I'll agree with you, Krop, only to the point that ending up with 15 boxes of untested parts at the end of a season is a management problem. Relying on Spies to do any testing of the leftover pieces is another one. I have heard from my local Ducatistis that the issues with Audi go beyond the race team, the car guys just don't get bike guys thing. Erik Buell dba EBR may benefit from the disaffection among the (small) crowd that just has to have a racetrack proven offbeat Twin to ride around on.

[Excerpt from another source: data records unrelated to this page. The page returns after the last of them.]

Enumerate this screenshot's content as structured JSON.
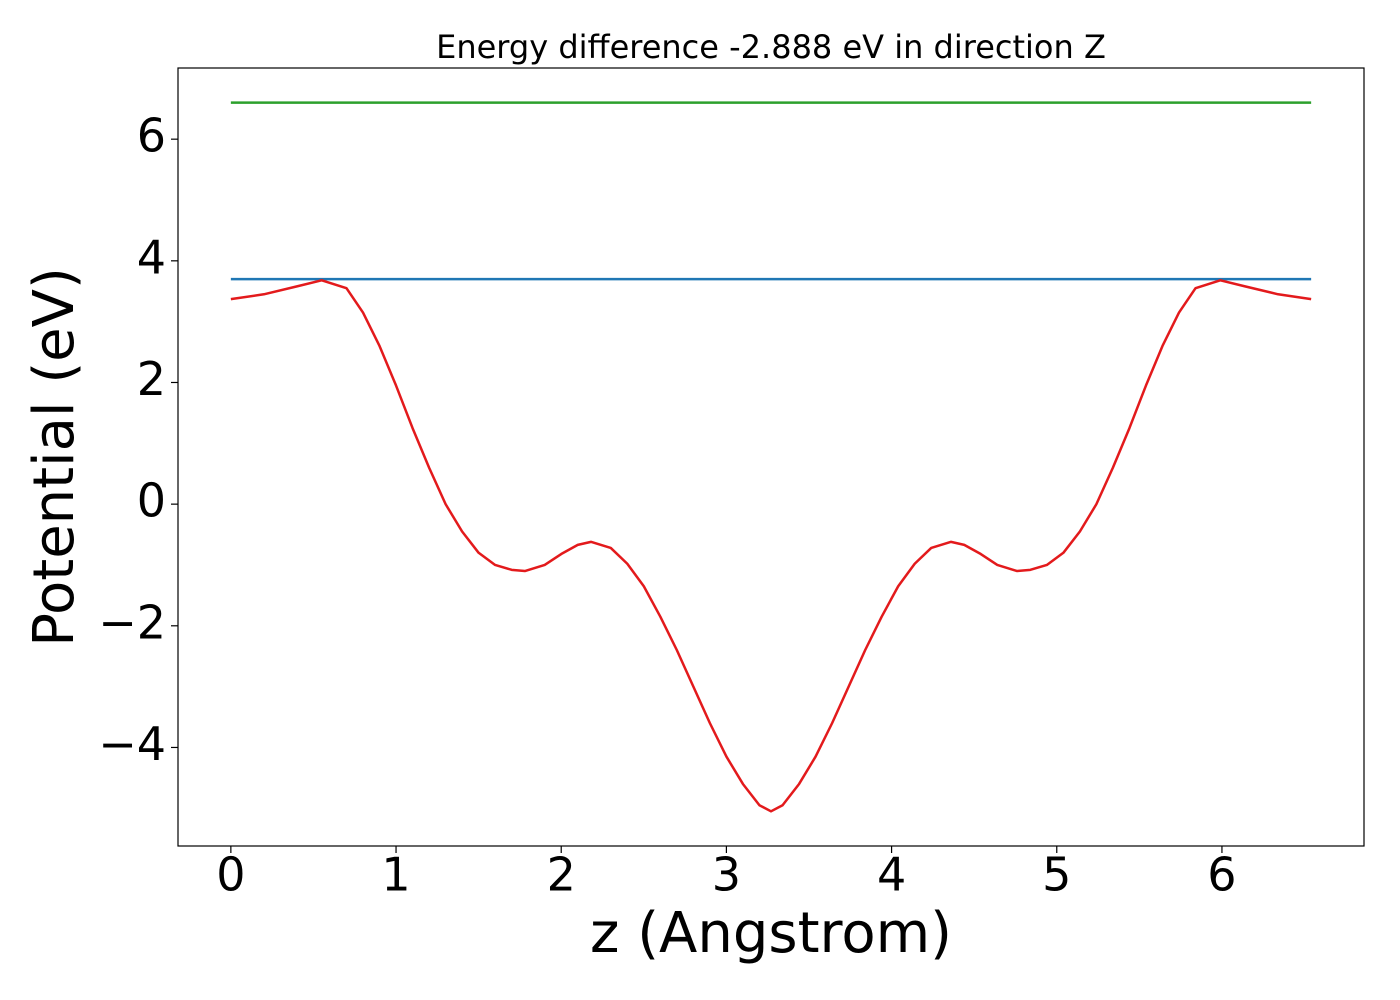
{
  "chart_data": {
    "type": "line",
    "title": "Energy difference -2.888 eV in direction Z",
    "x_label": "z (Angstrom)",
    "y_label": "Potential (eV)",
    "xlim": [
      -0.32,
      6.86
    ],
    "ylim": [
      -5.62,
      7.17
    ],
    "xticks": [
      0,
      1,
      2,
      3,
      4,
      5,
      6
    ],
    "yticks": [
      {
        "value": -4,
        "label": "−4"
      },
      {
        "value": -2,
        "label": "−2"
      },
      0,
      2,
      4,
      6
    ],
    "grid": false,
    "series": [
      {
        "color": "#2ca02c",
        "x": [
          0,
          6.54
        ],
        "values": [
          6.6,
          6.6
        ]
      },
      {
        "color": "#1f77b4",
        "x": [
          0,
          6.54
        ],
        "values": [
          3.7,
          3.7
        ]
      },
      {
        "color": "#e31a1c",
        "x": [
          0,
          0.2,
          0.4,
          0.55,
          0.7,
          0.8,
          0.9,
          1.0,
          1.1,
          1.2,
          1.3,
          1.4,
          1.5,
          1.6,
          1.7,
          1.78,
          1.9,
          2.0,
          2.1,
          2.18,
          2.3,
          2.4,
          2.5,
          2.6,
          2.7,
          2.8,
          2.9,
          3.0,
          3.1,
          3.2,
          3.27,
          3.34,
          3.44,
          3.54,
          3.64,
          3.74,
          3.84,
          3.94,
          4.04,
          4.14,
          4.24,
          4.36,
          4.44,
          4.54,
          4.64,
          4.76,
          4.84,
          4.94,
          5.04,
          5.14,
          5.24,
          5.34,
          5.44,
          5.54,
          5.64,
          5.74,
          5.84,
          5.99,
          6.14,
          6.34,
          6.54
        ],
        "values": [
          3.37,
          3.45,
          3.58,
          3.68,
          3.55,
          3.15,
          2.6,
          1.95,
          1.25,
          0.6,
          0.0,
          -0.45,
          -0.8,
          -1.0,
          -1.08,
          -1.1,
          -1.0,
          -0.82,
          -0.67,
          -0.62,
          -0.72,
          -0.98,
          -1.35,
          -1.85,
          -2.4,
          -3.0,
          -3.6,
          -4.15,
          -4.6,
          -4.95,
          -5.05,
          -4.95,
          -4.6,
          -4.15,
          -3.6,
          -3.0,
          -2.4,
          -1.85,
          -1.35,
          -0.98,
          -0.72,
          -0.62,
          -0.67,
          -0.82,
          -1.0,
          -1.1,
          -1.08,
          -1.0,
          -0.8,
          -0.45,
          0.0,
          0.6,
          1.25,
          1.95,
          2.6,
          3.15,
          3.55,
          3.68,
          3.58,
          3.45,
          3.37
        ]
      }
    ]
  }
}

Regarding using their MotoGP riders for testing, that strikes me as risky. Only Dovi has not suffered serious and career threatening injury in recent years. Heck, CS got sick to his stomach it was so bad... And Dovi will get his chance to be transported too. I think everything Krop has stated about what it takes to change a corporate approach is absolutely true. You have to change the seats in the cubes to make significant change up stream. It takes a long time. Then you have to have some successful changes in the product to learn from. Of course there is a short cut. A great leader! But there are not many of those in our small sport. And most of the greats have been Japanese, so that data point doesn't help either. But I am hopeful Ducati will come back stronger then ever. I am disappointed Krop thinks it will take two more seasons for Ducati to win again, but I can wait. There will be a lot of new stuff going on to hold my interest.
But a big part of their problem is that it's the last 1% of performance that they need to find. Pull the top six racers from CCS, put them on the factory prototypes in round-robin fashion (i.e. three races, each racer rides a different manufacturer's bike in each race), and I bet that the times don't show the turnip-truck effect we see in the GP races (assuming, of course, that the bikes and riders remain in functional condition). Only a very few riders are capable of pushing a GP bike hard enough to find the limit.
i think its the status quo.If they REALLY wanted to change something they would get a rider and a crew chief who had the authority to ask for what they wanted...and get it.They would still take a long time unless the personell involved also really really know what they are doing.At the moomnet you could say there is only one factory actually doing that,and i think that approach is new for them
I think it is a group effort, but like others have posted, we all know the test riders must have the required pace to find results. I think that happens with Ducati. Crazy Joe will find a direction for them, and maybe even Pirro too. They are only a few tenths off the factory boys. They will display progress if there is any to be had. I am hopeful.
Why hasn't Spies or anyone else at Ducati tested the 15 boxes of parts? You mean at the big Ducati regalia test day (with what, 6 riders and bikes) NO ONE tested them? Sounds like a well organised race program to me....
Those boxes were unopened when Spies arrived at the start of the year. Whether they have been tested since then, I do not know.